Although Giovanni Panerai opened his watch shop in 1860, the Panerai we know today started around 1916, when the watchmaker started providing watches to the Royal Italian Navy. The watches were oversized, could be easily strapped over a wetsuit, and had brightly glowing numerals to make them easier to read underwater. The company made compasses and depth gauges to match. In the pre-digital days, divers couldn’t do their jobs without watches like this.
This Panerai dates to 1938, the first year the company made watches that carry almost all the iconic traits now associated with the brand. Most notably, this includes the “sandwich dial,” in which a bottom dial plate has luminous radium applied to it and then a second layer with cut-outs for numerals and markers is layered on top.
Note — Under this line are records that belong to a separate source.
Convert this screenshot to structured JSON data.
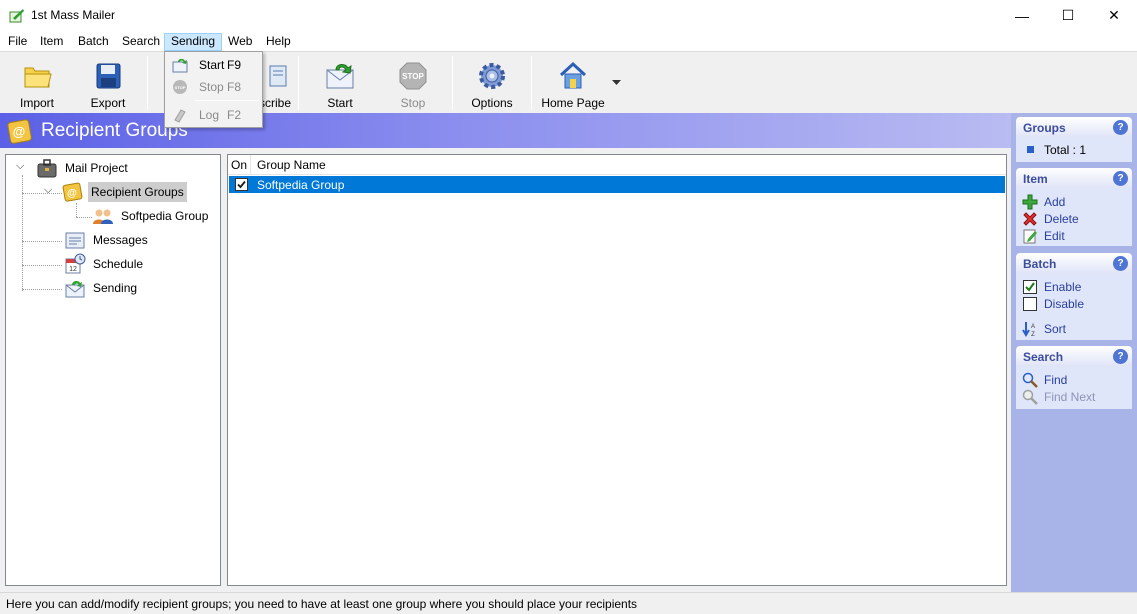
{
  "window": {
    "title": "1st Mass Mailer",
    "controls": {
      "minimize": "—",
      "maximize": "☐",
      "close": "✕"
    }
  },
  "menubar": {
    "items": [
      {
        "label": "File"
      },
      {
        "label": "Item"
      },
      {
        "label": "Batch"
      },
      {
        "label": "Search"
      },
      {
        "label": "Sending",
        "active": true
      },
      {
        "label": "Web"
      },
      {
        "label": "Help"
      }
    ]
  },
  "toolbar": {
    "buttons": [
      {
        "label": "Import",
        "icon": "folder-icon"
      },
      {
        "label": "Export",
        "icon": "floppy-disk-icon"
      },
      {
        "label": "Subscribe",
        "visible_text": "scribe",
        "icon": "subscribe-icon"
      },
      {
        "label": "Start",
        "icon": "start-send-icon"
      },
      {
        "label": "Stop",
        "icon": "stop-icon",
        "disabled": true
      },
      {
        "label": "Options",
        "icon": "gear-icon"
      },
      {
        "label": "Home Page",
        "icon": "home-icon"
      }
    ]
  },
  "sending_menu": {
    "items": [
      {
        "label": "Start",
        "shortcut": "F9",
        "icon": "start-send-icon"
      },
      {
        "label": "Stop",
        "shortcut": "F8",
        "icon": "stop-icon",
        "disabled": true
      },
      {
        "label": "Log",
        "shortcut": "F2",
        "icon": "log-icon",
        "disabled": true
      }
    ]
  },
  "banner": {
    "title": "Recipient Groups",
    "icon": "address-book-icon"
  },
  "tree": {
    "nodes": [
      {
        "label": "Mail Project",
        "icon": "briefcase-icon",
        "level": 0
      },
      {
        "label": "Recipient Groups",
        "icon": "address-book-icon",
        "level": 1,
        "selected": true
      },
      {
        "label": "Softpedia Group",
        "icon": "people-icon",
        "level": 2
      },
      {
        "label": "Messages",
        "icon": "messages-icon",
        "level": 1
      },
      {
        "label": "Schedule",
        "icon": "calendar-icon",
        "level": 1
      },
      {
        "label": "Sending",
        "icon": "sending-icon",
        "level": 1
      }
    ]
  },
  "list": {
    "columns": [
      "On",
      "Group Name"
    ],
    "rows": [
      {
        "on": true,
        "name": "Softpedia Group",
        "selected": true
      }
    ]
  },
  "sidebar": {
    "groups": {
      "title": "Groups",
      "total": "Total : 1"
    },
    "item": {
      "title": "Item",
      "actions": [
        {
          "label": "Add",
          "icon": "add-icon"
        },
        {
          "label": "Delete",
          "icon": "delete-icon"
        },
        {
          "label": "Edit",
          "icon": "edit-icon"
        }
      ]
    },
    "batch": {
      "title": "Batch",
      "actions": [
        {
          "label": "Enable",
          "icon": "checkbox-checked-icon"
        },
        {
          "label": "Disable",
          "icon": "checkbox-empty-icon"
        },
        {
          "label": "Sort",
          "icon": "sort-icon"
        }
      ]
    },
    "search": {
      "title": "Search",
      "actions": [
        {
          "label": "Find",
          "icon": "find-icon"
        },
        {
          "label": "Find Next",
          "icon": "find-next-icon",
          "disabled": true
        }
      ]
    },
    "help_glyph": "?"
  },
  "status": {
    "text": "Here you can add/modify recipient groups; you need to have at least one group where you should place your recipients"
  },
  "colors": {
    "banner_start": "#5b60e6",
    "selection": "#0078d7",
    "sidebar_bg": "#a8b4e8",
    "panel_title": "#3b4c9c"
  }
}
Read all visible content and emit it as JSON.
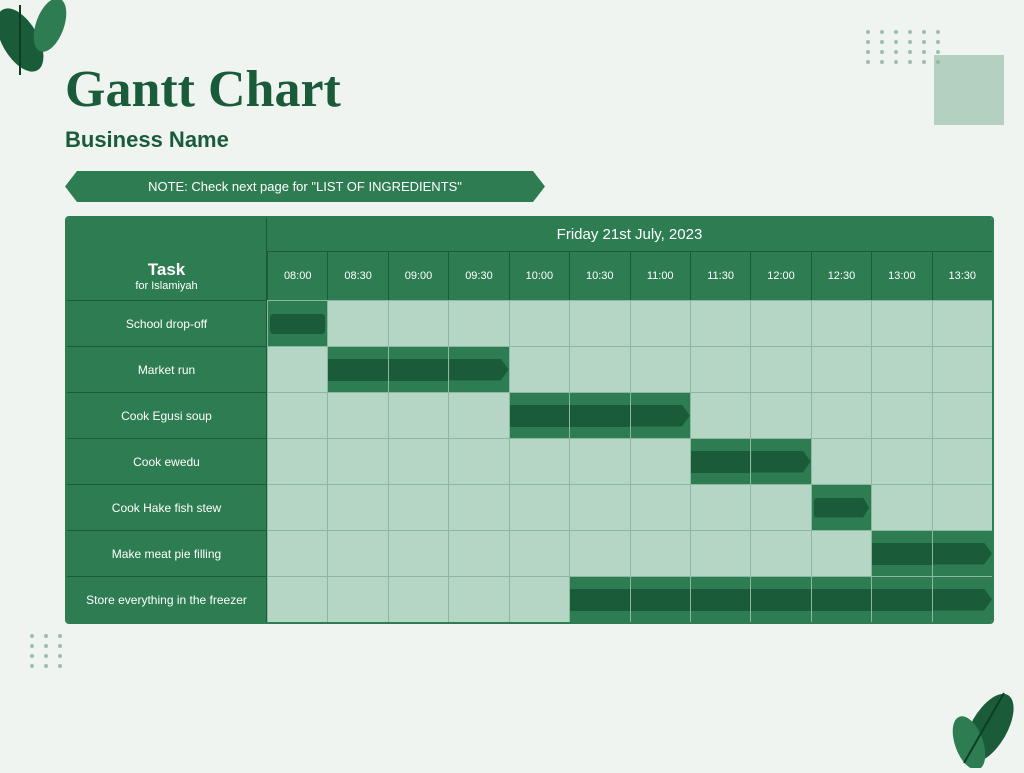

You’ll also notice the broad sword-shaped hands, the knurled crown, and the long wire lugs that hold the strap to the watch. The modern Radiomir looks almost exactly like this watch.
The dial on this particular watch is a caramel brown color with darker spots and a ring towards the center. Collectors call this a “tropical” dial because it started out black and turned brown because of the elements. Sunlight can account for some of this, but considering the spotting and other marks, I wouldn’t be surprised if this watch had taken in water at some point, probably on a diver’s wrist. The ring is another thing entirely: These watches used radium to make them glow at night, and the ring was caused by the radiation having being concentrated back onto the dial by the domed crystal. It’s safe to wear, though I wouldn’t suggest tucking it under your pillow at night.
During the early days, Panerai wasn’t making its own movements. It commissioned movements from a Swiss watchmaker you may have heard of: Rolex. Because this watch has a rare transparent plexiglass caseback, you can see the name stamped right on the bridge. Around the edge, you’ll see the word brevettato, which means the design is patented, much like as the French Brevet ca be seen on many Swiss watch crowns and casebacks.
These early Panerai models can be tough to track down. Even when you can find one, it can be tough to know if you’re getting the real deal because there were so many small variations among batches of watches. Buying from a reputable source is crucial. A later1945 ref. 3646 appears in Christie’s June 17th auction with an entirely different dial and caseback.